Association Between ABO and Rh Blood Groups and SARS-CoV-2 Infection or Severe COVID-19 Illness : A Population-Based Cohort Study

Ann Intern Med. 2020 Nov 24;M20-4511. doi: 10.7326/M20-4511. Online ahead of print.

Abstract

Background: The ABO and rhesus (Rh) blood groups may influence risk for severe acute respiratory syndrome coronavirus 2 (SARS-CoV-2) infection.

Objective: To determine whether ABO and Rh blood groups are associated with risk for SARS-CoV-2 infection and severe coronavirus disease 2019 (COVID-19) illness.
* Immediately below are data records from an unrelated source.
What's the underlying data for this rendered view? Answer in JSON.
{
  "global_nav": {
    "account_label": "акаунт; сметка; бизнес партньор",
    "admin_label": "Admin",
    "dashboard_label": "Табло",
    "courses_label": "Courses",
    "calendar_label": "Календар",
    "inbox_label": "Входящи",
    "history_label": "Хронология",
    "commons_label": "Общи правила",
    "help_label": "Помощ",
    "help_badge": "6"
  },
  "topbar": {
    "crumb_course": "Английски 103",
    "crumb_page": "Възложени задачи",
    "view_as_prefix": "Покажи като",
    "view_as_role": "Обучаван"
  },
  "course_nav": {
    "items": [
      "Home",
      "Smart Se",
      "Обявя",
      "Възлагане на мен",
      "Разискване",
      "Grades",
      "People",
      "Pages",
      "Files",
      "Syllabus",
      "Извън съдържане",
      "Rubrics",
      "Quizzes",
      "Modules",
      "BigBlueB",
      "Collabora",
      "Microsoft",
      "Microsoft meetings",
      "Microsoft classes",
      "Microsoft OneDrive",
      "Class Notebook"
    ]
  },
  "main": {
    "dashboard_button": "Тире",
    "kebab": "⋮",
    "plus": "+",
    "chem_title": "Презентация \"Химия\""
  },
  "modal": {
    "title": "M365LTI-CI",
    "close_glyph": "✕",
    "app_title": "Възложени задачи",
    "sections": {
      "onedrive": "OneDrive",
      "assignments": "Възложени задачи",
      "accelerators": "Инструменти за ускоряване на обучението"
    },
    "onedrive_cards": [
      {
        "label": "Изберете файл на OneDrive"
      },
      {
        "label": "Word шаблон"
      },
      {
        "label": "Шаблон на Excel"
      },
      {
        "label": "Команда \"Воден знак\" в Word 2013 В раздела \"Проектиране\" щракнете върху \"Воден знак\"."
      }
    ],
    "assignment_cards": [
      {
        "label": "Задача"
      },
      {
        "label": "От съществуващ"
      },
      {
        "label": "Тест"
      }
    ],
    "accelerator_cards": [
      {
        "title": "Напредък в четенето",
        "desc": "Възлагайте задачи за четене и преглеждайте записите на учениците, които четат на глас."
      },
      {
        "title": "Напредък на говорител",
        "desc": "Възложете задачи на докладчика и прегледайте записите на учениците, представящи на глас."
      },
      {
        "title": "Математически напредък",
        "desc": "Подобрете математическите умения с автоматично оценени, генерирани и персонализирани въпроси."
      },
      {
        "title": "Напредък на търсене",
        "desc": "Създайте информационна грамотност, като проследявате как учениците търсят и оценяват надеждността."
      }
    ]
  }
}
Design: Population-based cohort study.

Setting: Ontario, Canada.

Patients: All adults and children who had ABO blood group assessed between January 2007 and December 2019 and who subsequently had SARS-CoV-2 testing between 15 January and 30 June 2020.

Measurements: The main study outcome was SARS-CoV-2 infection, determined by viral RNA polymerase chain reaction testing. A second outcome was severe COVID-19 illness or death. Adjusted relative risks (aRRs) and absolute risk differences (ARDs) were adjusted for demographic characteristics and comorbidities.
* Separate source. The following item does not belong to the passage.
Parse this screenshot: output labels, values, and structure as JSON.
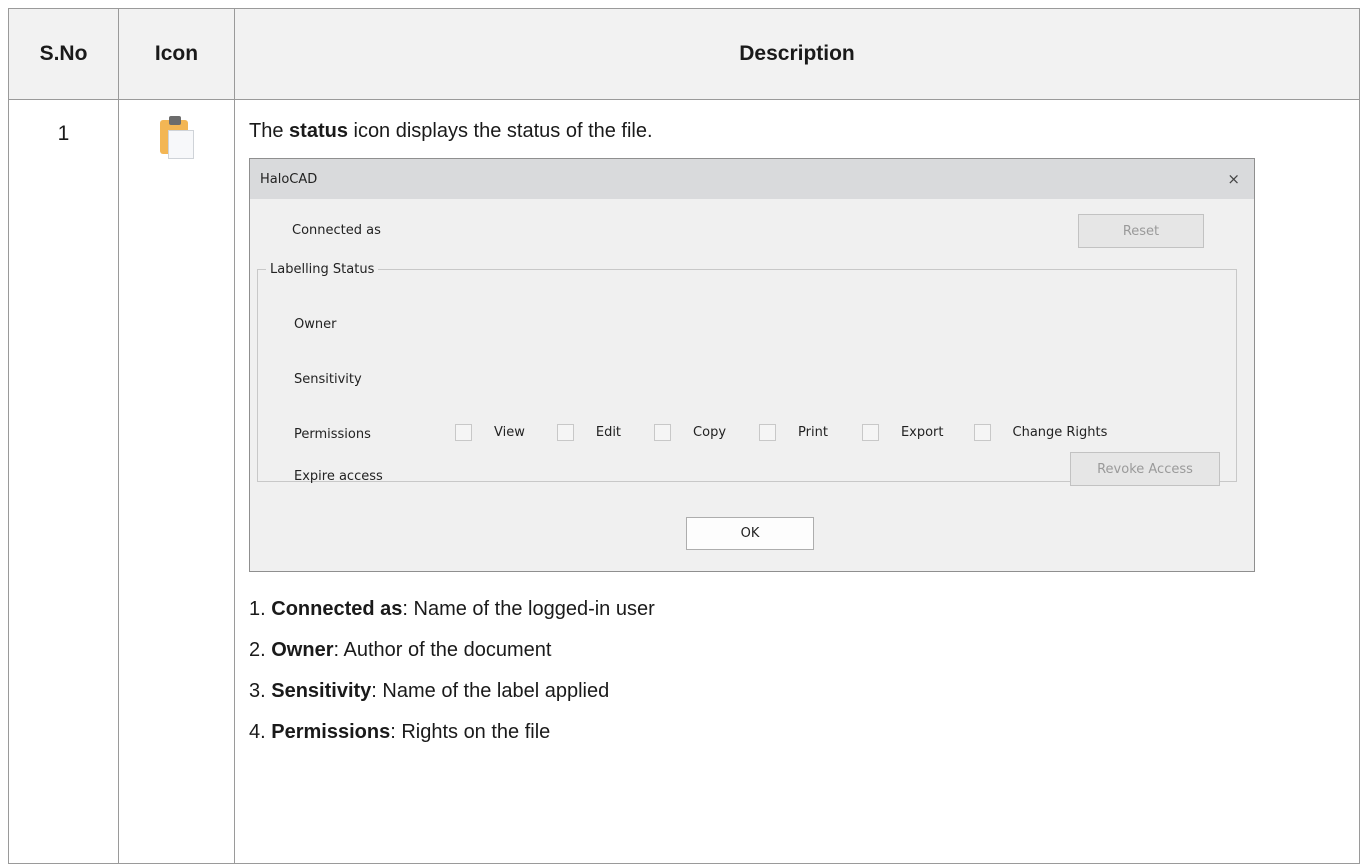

Results: A total of 225 556 persons were included, with a mean age of 54 years. The aRR of SARS-CoV-2 infection for O blood group versus A, AB, and B blood groups together was 0.88 (95% CI, 0.84 to 0.92; ARD, -3.9 per 1000 [CI, -5.4 to -2.5]). Rhesus-negative (Rh-) blood type was protective against SARS-CoV-2 infection (aRR, 0.79 [CI, 0.73 to 0.85]; ARD, -6.8 per 1000 [CI, -8.9 to -4.7]), especially for those who were O-negative (O-) (aRR, 0.74 [CI, 0.66 to 0.83]; ARD, -8.2 per 1000 [CI, -10.8 to -5.3]). There was also a lower risk for severe COVID-19 illness or death associated with type O blood group versus all others (aRR, 0.87 [CI, 0.78 to 0.97]; ARD, -0.8 per 1000 [CI, -1.4 to -0.2]) and with Rh- versus Rh-positive (aRR, 0.82 [CI, 0.68 to 0.96]; ARD, -1.1 per 1000 [CI, -2.0 to -0.2]).

Limitation: Persons who rapidly died of severe COVID-19 illness may not have had SARS-CoV-2 testing.

Conclusion: The O and Rh- blood groups may be associated with a slightly lower risk for SARS-CoV-2 infection and severe COVID-19 illness.

Primary funding source: Ontario Academic Health Sciences Centre AFP Innovation Fund and the Ontario Ministry of Health and Long-Term Care.